Victory or Death!: Stories of the American Revolution by Doreen Rappaport, Greg Call and Joan Verniero
HarperCollins, 2003, 120pp, $16.99

ISBN: 0-06-029516-3.

Authors Rappaport, Call and Verniero cover famous and not–so–famous people whose contributions to the American Revolution helped to ensure victory. Based in fact, each story tells how a lesser figure in American history acted to help the cause; for example, letters to his mother provide an account of how Peter Brown, a 20-year-old corporal, fought at Lexington and Concord and helped to build a fort on Breed’s Hill. Francis Salvador, a Jewish nobleman with a wife, four children, a home in London, and a family plantation in South Carolina, traveled throughout the back country of the colonies, gathering signatures for the oath of loyalty in support of independence. Abigail Adams served as a “home-front reporter” when she and her four children left Boston and moved to their farm in Braintree, Massachusetts, while her husband, John, served as a delegate to the Continental Congress. Sixteen-year-old Sybil Ludington rode 40 miles to alert her father’s troops that they were needed to stop the British from taking the Hudson River. Additional stories tell how others put their lives on the line as spies, soldiers, and couriers.

Beth Bareham
Tempe, AZ

Warrior Angel by Robert Lipsyte
Farrar, Straus & Giroux, 2003, 135 pp., $16.00

Sports/Mental Health
ISBN: 0-374-39955-7

Twenty-year-old Sonny Bear is now the world heavyweight champ, but he’s not happy and his life is spinning out of control. As the fourth novel in Lipsyte’s “The Contender” series begins, Sonny is preparing for what should be an easy fight in Las Vegas, a warm-up for what will certainly be a more difficult challenge against Floyd “The Wall” Hall, whom Sonny Bear beat to grab the heavyweight title.
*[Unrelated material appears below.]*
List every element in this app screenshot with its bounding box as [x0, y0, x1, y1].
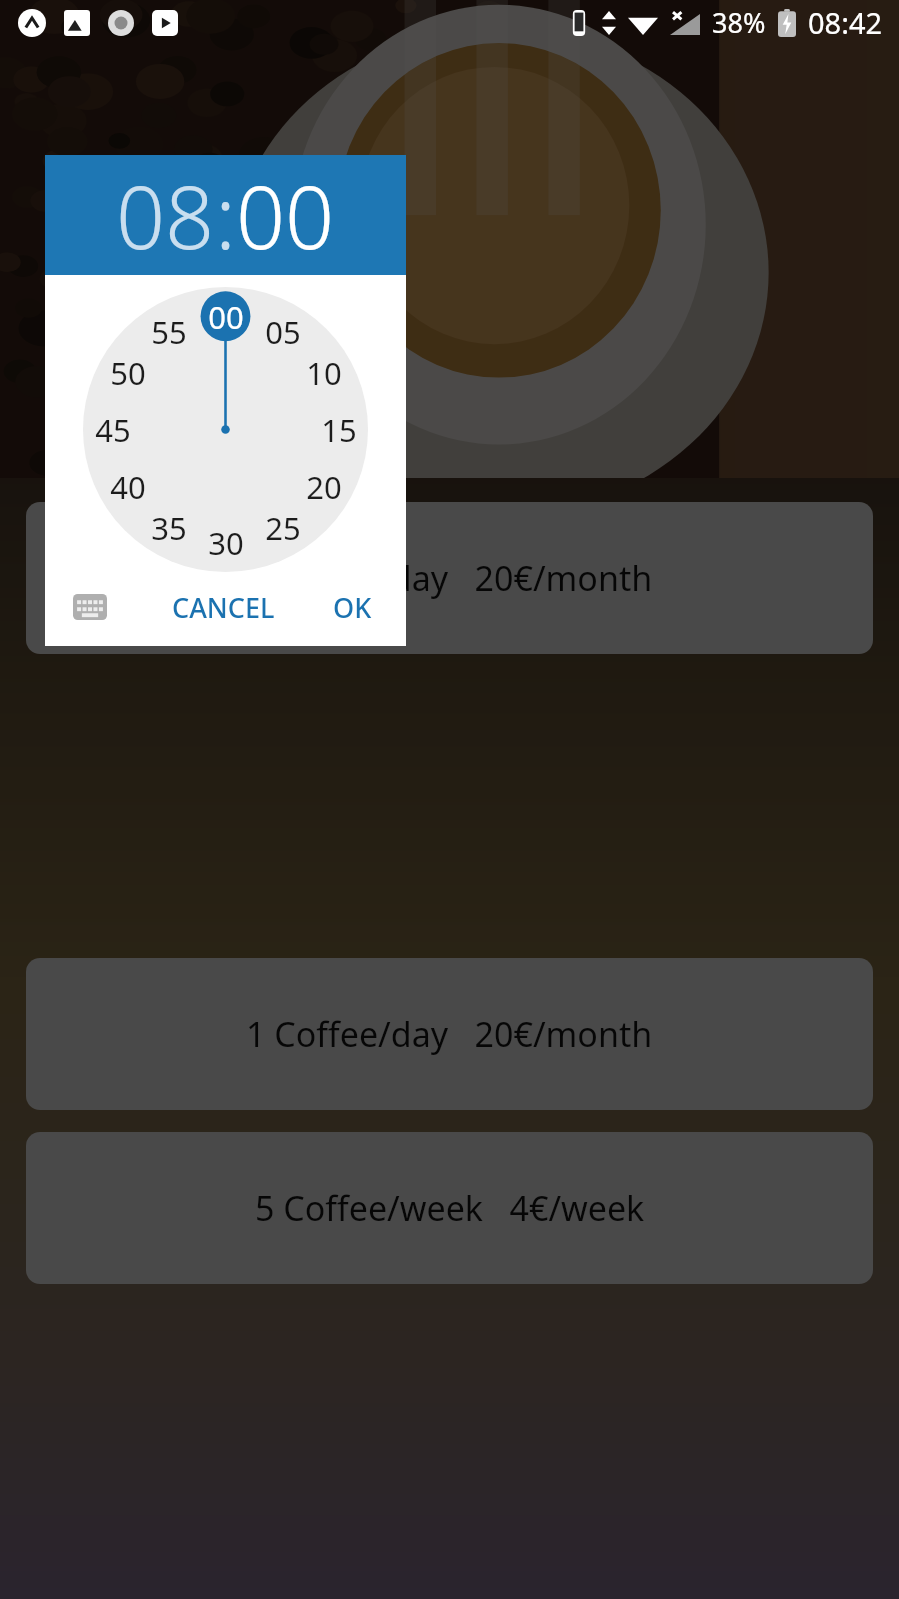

But the fight is anything but easy, Sonny barely wins and afterwards runs away to escape his corrupt promoter and trainers. An e-mail from someone calling himself “Warrior Angel” brings him back to life and helps him find the strength to return to his roots. He meets Warrior Angel there, who turns out to be Starkey, a teenage boy with severe mental health issues, including voices he hears in his head. Starkey and Sonny seem to be a symbiotic combination.

Readers will not only enjoy the excitement and quick pace of the writing, especially the boxing scenes, but will also be intrigued by this new character, the deranged-but-benevolent Starkey. Reading the other three novels in the series will help readers to better understand the supporting characters, many of whom have played major roles in the previous stories.

Bill Konigsberg
Tempe, AZ

The Way A Door Closes by Hope Anita Smith
Henry Holt and Company, 2003, 52 pp. $18.95

Loss of a Parent/Poetry
ISBN: 0-8050-6477-X

This collection of poems all revolves around 13-year-old C.J. This collection is written in story form. Each poem represents a different family member who explains a bit of their life. Grandmomma explains how she had to sit on the back of the bus during segregation. Daddy tells C.J. he is “almos’ a man.” Then everything changes after Daddy loses his job. He leaves the family. The family goes through a great deal of pain but learns to heal. Almost a year later Daddy returns. This time C.J. knows Daddy is going to stay. Through these poems C.J. finds a way to show his hurt, healing and the power to “open the door again.”

I would use this book when teaching about segregation and in my poetry unit. This collection is a terrific example of a different format poems can take. Students could write a different ending to this story by creating different poems. They could write about how this collection of poems affected them when then read them.